Tofu is made from dried soybeans that are soaked in water, crushed, and boiled. The mixture is separated into solid pulp (okara) and soy “milk.” Salt coagulants, such as calcium and magnesium chlorides and sulfates, are added to the soy milk to separate the curds from the whey.

Is bean curd the same as tofu? ›

Tofu is the name and spelling used most often for bean curd, but it is actually the Japanese word for a Chinese invention - doufu.

What is crispy tofu made of? ›

Crispy Tofu Method: Dredged in Cornstarch and Pan-Fried

You simply cut the tofu into sort of flat squares by cutting the block in half lengthwise, then cutting those halves crosswise into 1/2-inch-thick pieces. After quickly dredging the pieces in cornstarch, you pan-fry them in a little oil.
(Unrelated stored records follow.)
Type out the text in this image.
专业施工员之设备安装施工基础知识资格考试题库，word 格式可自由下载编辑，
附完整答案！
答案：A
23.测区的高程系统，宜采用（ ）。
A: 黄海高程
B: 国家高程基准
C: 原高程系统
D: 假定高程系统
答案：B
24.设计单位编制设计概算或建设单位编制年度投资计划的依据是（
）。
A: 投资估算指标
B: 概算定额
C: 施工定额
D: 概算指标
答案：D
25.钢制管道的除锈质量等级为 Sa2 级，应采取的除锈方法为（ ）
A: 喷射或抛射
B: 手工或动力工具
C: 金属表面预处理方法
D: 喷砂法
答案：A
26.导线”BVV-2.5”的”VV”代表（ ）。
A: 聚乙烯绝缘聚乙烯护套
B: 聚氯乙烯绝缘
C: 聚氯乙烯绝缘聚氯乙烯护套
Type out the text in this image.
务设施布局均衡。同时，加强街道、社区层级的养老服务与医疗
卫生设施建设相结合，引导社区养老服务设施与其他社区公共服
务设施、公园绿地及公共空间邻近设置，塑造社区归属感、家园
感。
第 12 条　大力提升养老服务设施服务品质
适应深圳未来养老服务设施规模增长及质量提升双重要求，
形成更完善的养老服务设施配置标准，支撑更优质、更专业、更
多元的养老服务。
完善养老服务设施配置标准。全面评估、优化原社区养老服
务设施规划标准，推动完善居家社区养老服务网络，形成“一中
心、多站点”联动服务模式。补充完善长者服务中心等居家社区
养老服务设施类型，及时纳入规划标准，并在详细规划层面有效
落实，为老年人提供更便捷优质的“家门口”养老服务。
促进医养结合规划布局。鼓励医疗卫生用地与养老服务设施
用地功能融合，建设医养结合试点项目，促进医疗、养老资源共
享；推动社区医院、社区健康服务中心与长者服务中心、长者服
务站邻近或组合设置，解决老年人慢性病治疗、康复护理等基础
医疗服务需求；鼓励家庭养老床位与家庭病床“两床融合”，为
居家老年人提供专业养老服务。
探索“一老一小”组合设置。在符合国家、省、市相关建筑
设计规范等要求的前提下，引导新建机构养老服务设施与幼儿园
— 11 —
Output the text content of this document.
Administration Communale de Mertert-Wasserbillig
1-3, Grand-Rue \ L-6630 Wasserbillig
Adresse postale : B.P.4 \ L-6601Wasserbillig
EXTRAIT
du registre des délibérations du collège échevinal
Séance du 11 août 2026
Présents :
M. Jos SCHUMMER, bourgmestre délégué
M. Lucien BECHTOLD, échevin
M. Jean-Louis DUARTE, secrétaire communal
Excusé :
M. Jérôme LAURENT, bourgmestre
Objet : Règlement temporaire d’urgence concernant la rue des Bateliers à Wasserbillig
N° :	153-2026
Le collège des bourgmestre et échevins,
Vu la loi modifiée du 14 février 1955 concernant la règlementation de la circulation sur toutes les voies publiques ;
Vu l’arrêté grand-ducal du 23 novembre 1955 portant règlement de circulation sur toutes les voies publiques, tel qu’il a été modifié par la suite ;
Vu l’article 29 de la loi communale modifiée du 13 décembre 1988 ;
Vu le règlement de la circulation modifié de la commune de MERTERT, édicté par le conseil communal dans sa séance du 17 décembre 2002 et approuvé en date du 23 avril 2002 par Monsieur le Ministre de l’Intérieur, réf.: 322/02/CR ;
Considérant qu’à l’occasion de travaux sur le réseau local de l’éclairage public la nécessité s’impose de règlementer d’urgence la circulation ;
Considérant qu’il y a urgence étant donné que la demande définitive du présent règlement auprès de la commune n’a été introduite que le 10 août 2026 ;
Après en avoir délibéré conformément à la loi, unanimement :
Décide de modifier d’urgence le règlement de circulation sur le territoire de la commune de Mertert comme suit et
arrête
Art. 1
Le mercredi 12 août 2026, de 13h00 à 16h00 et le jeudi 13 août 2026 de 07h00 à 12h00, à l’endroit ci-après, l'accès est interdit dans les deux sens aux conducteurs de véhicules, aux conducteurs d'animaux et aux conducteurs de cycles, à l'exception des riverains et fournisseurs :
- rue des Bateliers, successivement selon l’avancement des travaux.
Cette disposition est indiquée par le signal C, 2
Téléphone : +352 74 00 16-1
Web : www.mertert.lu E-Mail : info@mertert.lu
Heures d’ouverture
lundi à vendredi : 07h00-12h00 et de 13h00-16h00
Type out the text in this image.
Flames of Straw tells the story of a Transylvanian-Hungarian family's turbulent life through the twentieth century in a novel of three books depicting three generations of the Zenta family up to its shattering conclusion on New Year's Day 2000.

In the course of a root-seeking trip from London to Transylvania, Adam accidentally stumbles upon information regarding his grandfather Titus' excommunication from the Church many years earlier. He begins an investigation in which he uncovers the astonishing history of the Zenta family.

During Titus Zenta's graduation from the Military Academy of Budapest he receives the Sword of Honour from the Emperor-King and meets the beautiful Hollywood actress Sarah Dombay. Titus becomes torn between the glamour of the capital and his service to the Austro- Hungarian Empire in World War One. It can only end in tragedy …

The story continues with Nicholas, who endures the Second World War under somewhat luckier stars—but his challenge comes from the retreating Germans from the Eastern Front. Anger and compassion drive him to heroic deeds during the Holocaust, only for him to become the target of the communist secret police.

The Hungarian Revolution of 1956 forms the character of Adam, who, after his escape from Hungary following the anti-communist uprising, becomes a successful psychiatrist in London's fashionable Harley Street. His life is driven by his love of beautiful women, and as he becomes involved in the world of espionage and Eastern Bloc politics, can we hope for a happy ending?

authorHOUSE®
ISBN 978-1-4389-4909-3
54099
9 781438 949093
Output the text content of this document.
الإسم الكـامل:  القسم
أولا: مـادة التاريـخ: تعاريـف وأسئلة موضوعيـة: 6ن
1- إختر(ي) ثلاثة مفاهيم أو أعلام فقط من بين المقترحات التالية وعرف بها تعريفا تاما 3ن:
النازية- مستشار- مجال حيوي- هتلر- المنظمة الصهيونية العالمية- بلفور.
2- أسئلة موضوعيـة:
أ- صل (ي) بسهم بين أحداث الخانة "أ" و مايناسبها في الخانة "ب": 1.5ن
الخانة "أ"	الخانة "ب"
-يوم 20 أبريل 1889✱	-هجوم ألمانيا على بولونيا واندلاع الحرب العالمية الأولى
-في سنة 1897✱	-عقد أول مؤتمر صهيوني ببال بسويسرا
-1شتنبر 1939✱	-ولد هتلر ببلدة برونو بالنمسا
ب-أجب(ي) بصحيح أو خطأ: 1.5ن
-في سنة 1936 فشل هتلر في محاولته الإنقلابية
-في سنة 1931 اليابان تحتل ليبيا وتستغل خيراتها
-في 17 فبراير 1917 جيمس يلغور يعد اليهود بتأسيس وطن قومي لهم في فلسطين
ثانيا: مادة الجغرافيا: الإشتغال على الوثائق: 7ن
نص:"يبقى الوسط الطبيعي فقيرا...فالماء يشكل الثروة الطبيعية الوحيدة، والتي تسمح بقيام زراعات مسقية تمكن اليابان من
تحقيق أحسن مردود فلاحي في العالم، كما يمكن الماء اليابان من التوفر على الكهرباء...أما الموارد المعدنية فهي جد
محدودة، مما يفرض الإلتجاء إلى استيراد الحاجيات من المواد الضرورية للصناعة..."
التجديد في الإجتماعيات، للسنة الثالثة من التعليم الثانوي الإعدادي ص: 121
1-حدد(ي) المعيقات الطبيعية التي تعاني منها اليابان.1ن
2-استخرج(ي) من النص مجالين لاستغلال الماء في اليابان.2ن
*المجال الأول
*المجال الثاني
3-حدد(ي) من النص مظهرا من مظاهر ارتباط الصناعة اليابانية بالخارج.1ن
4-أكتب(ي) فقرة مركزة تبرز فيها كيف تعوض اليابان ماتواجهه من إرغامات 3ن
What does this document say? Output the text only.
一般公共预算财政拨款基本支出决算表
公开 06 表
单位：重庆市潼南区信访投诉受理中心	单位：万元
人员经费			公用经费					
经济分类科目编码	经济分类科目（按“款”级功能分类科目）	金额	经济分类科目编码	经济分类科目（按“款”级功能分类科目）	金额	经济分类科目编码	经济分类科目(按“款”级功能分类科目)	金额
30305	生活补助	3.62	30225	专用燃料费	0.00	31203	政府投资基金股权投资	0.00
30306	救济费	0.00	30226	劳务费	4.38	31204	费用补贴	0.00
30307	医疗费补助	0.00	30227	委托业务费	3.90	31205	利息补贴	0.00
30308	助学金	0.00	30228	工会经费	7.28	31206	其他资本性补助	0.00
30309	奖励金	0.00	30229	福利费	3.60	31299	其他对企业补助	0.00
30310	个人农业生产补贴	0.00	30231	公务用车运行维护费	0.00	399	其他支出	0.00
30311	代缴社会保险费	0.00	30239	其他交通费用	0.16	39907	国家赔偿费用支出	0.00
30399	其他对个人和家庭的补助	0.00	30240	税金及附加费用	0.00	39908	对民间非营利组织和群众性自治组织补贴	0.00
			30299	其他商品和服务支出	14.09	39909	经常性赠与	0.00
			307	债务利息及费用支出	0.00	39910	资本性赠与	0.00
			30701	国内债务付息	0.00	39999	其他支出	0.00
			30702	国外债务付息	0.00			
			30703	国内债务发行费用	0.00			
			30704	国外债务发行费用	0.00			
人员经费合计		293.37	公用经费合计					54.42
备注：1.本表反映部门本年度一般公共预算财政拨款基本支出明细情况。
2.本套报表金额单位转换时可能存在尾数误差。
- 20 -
What's the difference between fried tofu and tofu? ›

Fried tofu is exactly what it sounds like: squares of tofu fried and pre-packaged for your easy consumption. It's not as crispy as you might suspect, nor is it as compact and crumbly as firm tofu, but instead has a spongy, airy texture perfect for absorbing sauces.

Top Articles
Latest Posts
Article information

Author: Margart Wisoky

Last Updated:

Views: 5495

Rating: 4.8 / 5 (78 voted)

Reviews: 85% of readers found this page helpful

Author information

Name: Margart Wisoky

Birthday: 1993-05-13

Address: 2113 Abernathy Knoll, New Tamerafurt, CT 66893-2169

Phone: +25815234346805

Job: Central Developer

Hobby: Machining, Pottery, Rafting, Cosplaying, Jogging, Taekwondo, Scouting

Introduction: My name is Margart Wisoky, I am a gorgeous, shiny, successful, beautiful, adventurous, excited, pleasant person who loves writing and wants to share my knowledge and understanding with you.